After 2018 Commonwealth Games heartbreak, race walker KT Irfan's career back on track with Tokyo Olympics berth

Turja Sen
The wounds of the ouster from the Commonwealth Games last year are yet to heal. But KT Irfan's performance at the Asian Race Walking Championship held in Japan this Sunday has given his career a new lease of life.

A year ago, KT Irfan had a tearful homecoming from the Commonwealth Games. He was expelled after a needle was found from his room in the Games Village which he was sharing with young triple jumper Rakesh Babu. As part of the stringent 'no-needle policy' to curb doping violations, his accreditation was suspended and he was asked to leave the Games Village immediately.

The wounds of this ouster from the Commonwealth Games last year are yet to heal. But his performance at the Asian Race Walking Championship held in Japan this Sunday has given his career a new lease of life.

Irfan's impressive timing not only earned him a place in this year's World Championship in Doha but the 28-year-old has also become the first Indian athlete in track and field to earn a ticket for the Tokyo Olympics.

The 20km walker clocked 1 hour, 20 minutes and 57 seconds at the Asian Race Walking Championship and believes he will need to register a similar timing at the World Championship in Doha to ensure a podium finish. "I am really happy with what I achieved in Japan. Frankly, Olympics was not on my mind when I started the race on Sunday but qualifying for Tokyo is a big surprise,'' says an elated Irfan in an exclusive chat.

"The weather in Doha during the World Championships in September-October will be a lot hotter than what we experienced in Japan now. So I will need to raise my standard by several notches to come anywhere close to a podium finish.
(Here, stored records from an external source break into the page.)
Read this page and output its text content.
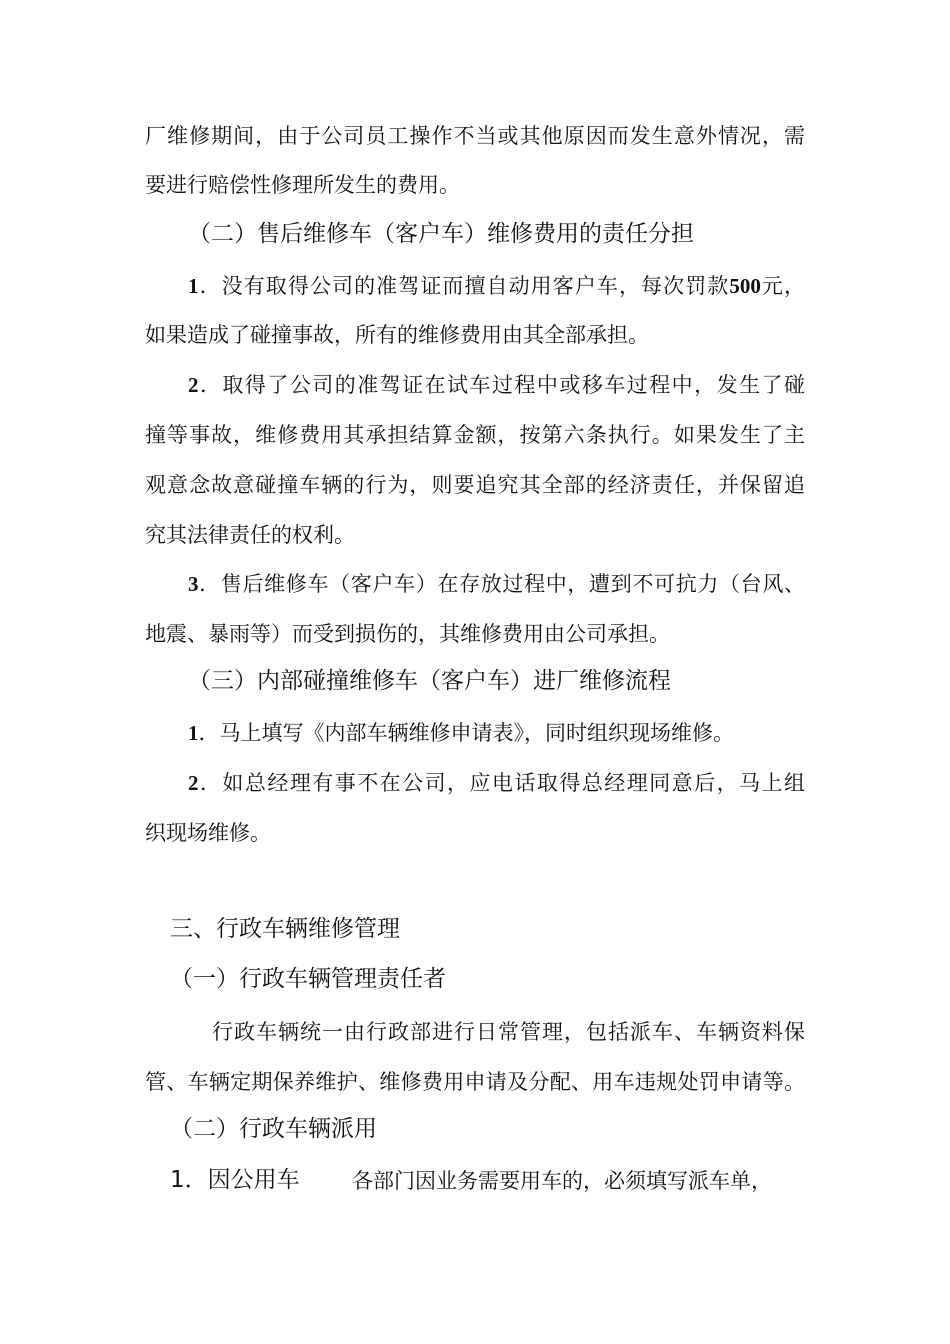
厂维修期间，由于公司员工操作不当或其他原因而发生意外情况，需
要进行赔偿性修理所发生的费用。
（二）售后维修车（客户车）维修费用的责任分担
1．没有取得公司的准驾证而擅自动用客户车，每次罚款500元，
如果造成了碰撞事故，所有的维修费用由其全部承担。
2．取得了公司的准驾证在试车过程中或移车过程中，发生了碰
撞等事故，维修费用其承担结算金额，按第六条执行。如果发生了主
观意念故意碰撞车辆的行为，则要追究其全部的经济责任，并保留追
究其法律责任的权利。
3．售后维修车（客户车）在存放过程中，遭到不可抗力（台风、
地震、暴雨等）而受到损伤的，其维修费用由公司承担。
（三）内部碰撞维修车（客户车）进厂维修流程
1．马上填写《内部车辆维修申请表》，同时组织现场维修。
2．如总经理有事不在公司，应电话取得总经理同意后，马上组
织现场维修。
三、行政车辆维修管理
（一）行政车辆管理责任者
行政车辆统一由行政部进行日常管理，包括派车、车辆资料保
管、车辆定期保养维护、维修费用申请及分配、用车违规处罚申请等。
（二）行政车辆派用
1．因公用车 各部门因业务需要用车的，必须填写派车单，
If my training goes according to my plan, I should be able to shave off another minute from my current timing,'' says Irfan.

Despite getting a shot at the Olympics, Irfan is still haunted by the memories of his painful exit from the last year's Commonwealth Games. "I was innocent and it was sheer destiny that I was sharing a room where the needle was found. The saddest part was no one was willing to believe me. My reputation was tarnished and I was mentally shattered. I wanted to give up the sport. My training was affected and it also showed in my poor performance in the Asian Games, where I was disqualified.''

Shrugging off the disappointments, he made a comeback at this year's Open Nationals in Chennai winning the 20km event clocking 1 hour, 26 minutes and 18 seconds. "I am happy with my endurance level and my fitness but I will need to focus on the technique to improve on my performance,'' points out Irfan, whose current training base is in Bengaluru. With the contract of India's foreign walking coach Alexander Artsybashev not being extended, Irfan is currently training under Harminder Singh.

"I just want to train in India till the World Championship without taking part in any other international meets. Travelling overseas upsets my diet and training regimen," says Irfan who first rose into prominence after qualifying for the London Olympics in 2012. "London Olympics was special because there were no expectations. No one had heard of KT Irfan before I had qualified and I felt no pressure," reminisces the Kerela athlete who finished tenth in London while registering his best timing of 1 hour, 20 minutes and 21 seconds. This effort of Irfan seven years ago still stands as the best timing by an Indian walker in 20 km. "Life was never the same again. There was expectations and pressure every time I raced thereafter.'' In 2014, Irfan suffered a stress fracture and this kept him out of competitive walking for next couple of years forcing him to miss out on the Rio Olympics.

The dip in his form saw him lose out on funding from Olympic Gold Quest, which had initially supported him. He has also not found favours with the Union Sports Ministry's TOP (Target Olympic Podium) scheme. But Irfan is hoping that booking a ticket for the next year's Tokyo Games will see him garner some more funding.

Irfan's career had its shares of highs and lows but he is satisfied with his achievements. Life moved at a slow pace at Kuniyil village in Mallapuram district of Kerala. And young Irfan was in no tearing hurry, enjoying his growing up years amidst the coconut plantations, paddy fields and the backwaters. "I played football and cricket but was not sure if I would take up a sport as a career option. Like most of the youngsters in the village, my career options included working in my father's coconut plantation or move to Gulf countries. But my life changed dramatically when I met Ribas, a senior in school who used to take part in walking races. I started as helping him during races serving water but gradually I was hooked on to it. I started taking part in races myself and soon caught the eyes of the coaches in Sports Authority of India in Calicut.''

Impressed with his showing in the junior level competitions, Irfan was soon inducted by the Army while undergoing training in Ooty. Thanks to the modern coaching methods and training facilities, Irfan made rapid progress to break into the national athletics team.

And while he still has a long road ahead in his quest for Olympic glory, his current showing in Japan has fired him up to dream big.